Everybody loves pancakes and we particularly love the smell of them cooking and wafting through the house. A day started with pancakes is a happy day. When you first make these oat pancakes there is a point just before you add the egg whites where the batter looks like thick glupe; don’t panic it will work!
Prep Time: 15 minutes
Cooking Time: 25 minutes
Dietary Info: Wheat Free, Vegetarian
- 1 large apple
- ½ cinnamon stick
- 1 star anise
- 3 cloves
- pinch freshly grated nutmeg
- 200ml pomegranate juice
- 200ml grape juice
- 20g jumbo porridge oats
- 240ml low fat natural yoghurt
- ½ teaspoon vanilla paste
- 60g jumbo porridge oats
- 40g brown rice flour
- 1 teaspoon baking powder
- 100ml apple juice
- ½ teaspoon ground cinnamon
- 2 free-range egg whites
- groundnut oil for greasing
- Preheat oven to 180ºC/350ºF/Gas Mark 4
- Core the apple, leaving the skin on and cut into 8 segments. Place the apple in a heavy based saucepan with the cinnamon, star anise, cloves, nutmeg, pomegranate and grape juice. Cook over a medium heat for 3 minutes. Remove the apple segments with a slotted spoon and reserve. Return the pan to the heat and boil the juice and spices for 15 minutes until reduced to a thick syrup. Pass through a fine sieve to remove the spices. Return the syrup to the pan with 4 of the apples segments. Cook over a medium heat for 2 minutes. Using a hand held blender, blitz to a smooth puree. Set aside.

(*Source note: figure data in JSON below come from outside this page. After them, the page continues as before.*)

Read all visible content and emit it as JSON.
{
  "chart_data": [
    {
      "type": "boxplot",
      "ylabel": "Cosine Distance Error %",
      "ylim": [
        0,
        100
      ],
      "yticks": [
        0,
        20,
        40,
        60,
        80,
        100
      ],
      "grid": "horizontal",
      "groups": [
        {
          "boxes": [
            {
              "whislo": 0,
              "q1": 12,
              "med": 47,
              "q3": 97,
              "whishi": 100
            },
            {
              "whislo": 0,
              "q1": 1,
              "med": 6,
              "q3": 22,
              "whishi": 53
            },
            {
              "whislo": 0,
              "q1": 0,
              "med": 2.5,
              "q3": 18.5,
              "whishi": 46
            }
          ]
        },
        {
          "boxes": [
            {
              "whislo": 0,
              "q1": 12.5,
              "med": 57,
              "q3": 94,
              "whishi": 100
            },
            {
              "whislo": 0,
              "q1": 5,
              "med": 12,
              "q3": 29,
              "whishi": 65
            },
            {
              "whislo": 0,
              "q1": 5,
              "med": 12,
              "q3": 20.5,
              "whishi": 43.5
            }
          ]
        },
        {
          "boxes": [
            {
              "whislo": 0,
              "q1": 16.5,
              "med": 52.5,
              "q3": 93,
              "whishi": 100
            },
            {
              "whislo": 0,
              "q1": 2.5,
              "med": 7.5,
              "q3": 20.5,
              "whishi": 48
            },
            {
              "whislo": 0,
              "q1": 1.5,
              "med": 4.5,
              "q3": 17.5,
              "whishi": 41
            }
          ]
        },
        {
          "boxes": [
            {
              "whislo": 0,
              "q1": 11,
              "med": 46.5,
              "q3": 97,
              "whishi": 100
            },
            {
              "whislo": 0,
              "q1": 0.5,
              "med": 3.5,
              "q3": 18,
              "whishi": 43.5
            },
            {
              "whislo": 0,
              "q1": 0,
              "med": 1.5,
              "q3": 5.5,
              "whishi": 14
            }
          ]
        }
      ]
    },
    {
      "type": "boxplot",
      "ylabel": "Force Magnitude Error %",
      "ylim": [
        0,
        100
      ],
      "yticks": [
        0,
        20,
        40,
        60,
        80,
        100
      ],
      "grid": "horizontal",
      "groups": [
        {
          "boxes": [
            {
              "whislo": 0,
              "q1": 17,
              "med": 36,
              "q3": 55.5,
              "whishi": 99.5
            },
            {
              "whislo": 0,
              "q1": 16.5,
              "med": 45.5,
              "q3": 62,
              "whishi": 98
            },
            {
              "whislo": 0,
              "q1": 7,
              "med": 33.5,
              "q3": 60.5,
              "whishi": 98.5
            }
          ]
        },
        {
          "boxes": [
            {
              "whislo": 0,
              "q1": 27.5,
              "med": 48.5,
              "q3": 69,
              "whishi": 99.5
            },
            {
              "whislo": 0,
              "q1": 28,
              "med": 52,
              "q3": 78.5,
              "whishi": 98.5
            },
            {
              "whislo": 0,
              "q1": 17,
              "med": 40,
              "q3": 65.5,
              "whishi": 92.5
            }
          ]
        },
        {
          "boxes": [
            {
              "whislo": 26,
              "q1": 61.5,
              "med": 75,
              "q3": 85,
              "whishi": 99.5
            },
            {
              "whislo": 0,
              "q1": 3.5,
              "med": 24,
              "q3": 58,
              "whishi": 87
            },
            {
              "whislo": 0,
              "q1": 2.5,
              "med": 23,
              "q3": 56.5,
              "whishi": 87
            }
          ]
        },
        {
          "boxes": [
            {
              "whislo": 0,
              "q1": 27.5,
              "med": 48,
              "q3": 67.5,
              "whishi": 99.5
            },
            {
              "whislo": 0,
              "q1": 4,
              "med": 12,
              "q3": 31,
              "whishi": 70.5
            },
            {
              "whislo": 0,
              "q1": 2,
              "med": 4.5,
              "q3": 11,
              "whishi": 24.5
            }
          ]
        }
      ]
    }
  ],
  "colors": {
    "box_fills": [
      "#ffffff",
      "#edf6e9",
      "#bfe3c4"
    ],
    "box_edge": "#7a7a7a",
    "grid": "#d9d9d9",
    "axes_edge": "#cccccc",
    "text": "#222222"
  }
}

- Meanwhile, sprinkle the oats over a non stick baking sheet and toast in the oven for 5 minutes. Remove from the oven and leave to cool.
- In a small bowl mix the yoghurt and vanilla paste together.
- Place the oats, brown rice flour, baking powder, apple juice and cinnamon in the bowl of a food processor and blitz to a smooth paste. Transfer to a mixing bowl.
- In a clean grease-free bowl, whisk the egg whites to form soft peaks. Using a large metal spoon, carefully fold the egg whites into the pancake paste, keeping as much air in the mixture as possible.
- Heat a large non-stick frying over a medium heat. Brush with ground nut oil. Drop a large tablespoonful of the batter per pancake into the pan to make pancakes about 6cm across. Make four pancakes at a time. Cook for about 2 minutes until small bubbles appear on the surface of each pancake, then turn and cook for another 2-3 minutes until golden. Transfer to a warm plate and cover with kitchen paper to keep warm, while you make another batch of four pancakes. You should have eight pancakes in total.
- 100g blackberries
- 60g raspberries
- 80g blueberries
- 4 sprigs fresh mint
Arrange two pancakes on each serving plate. Pour over the pomegranate & apple puree/syrup and top with a spoonful of vanilla yoghurt. Spoon over the reserved poached apple segments and sprinkle the blackberries, raspberries and blueberries around the plate. Scatter over the toasted oats and decorate with a sprig of mint.
You only need a tiny amount of oil for cooking pancakes, so use a non stick pan and using a pastry brush, brush the base with oil. Alternatively pour a little oil onto absorbent kitchen paper and wipe the paper around the pan. Making four pancakes in the pan at once is much less labour intensive than one at a time, and means only having to cook 2 batches.